Last year, the acting Northwestern law school dean declared publicly: “I am James Speta and I am a racist.” He was followed by Emily Mullin, executive director of major gifts, who announced: “I am a racist and a gatekeeper of white supremacy. I will work to be better.” Such public declarations can fuel demands for more mandatory demonstrations by others or intolerance for those who dissent. At Rutgers this year, the student government ordered all groups to hold critical race theory and diversity programs as a condition for receiving funds. At the University of North Carolina, student Sagar Sharma, who is a student of color, faced a recall election as the first-year class co-president for simply stating that he did not consider an argument between two fellow students to be racist.
Faculty and editors are now actively supporting modern versions of book-burning with blacklists and bans for those with opposing political views. Columbia Journalism School Dean Steve Coll has denounced the “weaponization” of free speech, which appears to be the use of free speech by those on the right. So the dean of one of the premier journalism schools now supports censorship.
Free speech advocates are facing a generational shift that is now being reflected in our law schools, where free speech principles were once a touchstone of the rule of law.
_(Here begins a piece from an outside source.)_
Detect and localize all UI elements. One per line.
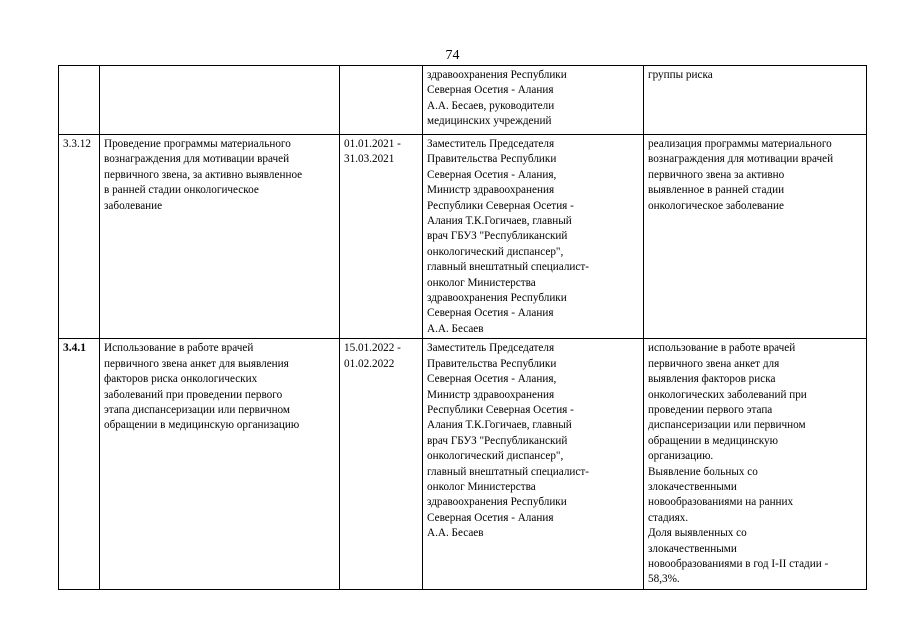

As millions of students are taught that free speech is a threat and that China is “right” about censorship, these figures are shaping a new society in their own intolerant images.
For now, the Duke symposium will include the offending article — but the resignations and condemnations show why this small degree of diversity in viewpoint is increasingly rare on our campuses.
This is a single (and close) victory for free speech, but make no mistake about it: We are losing the war.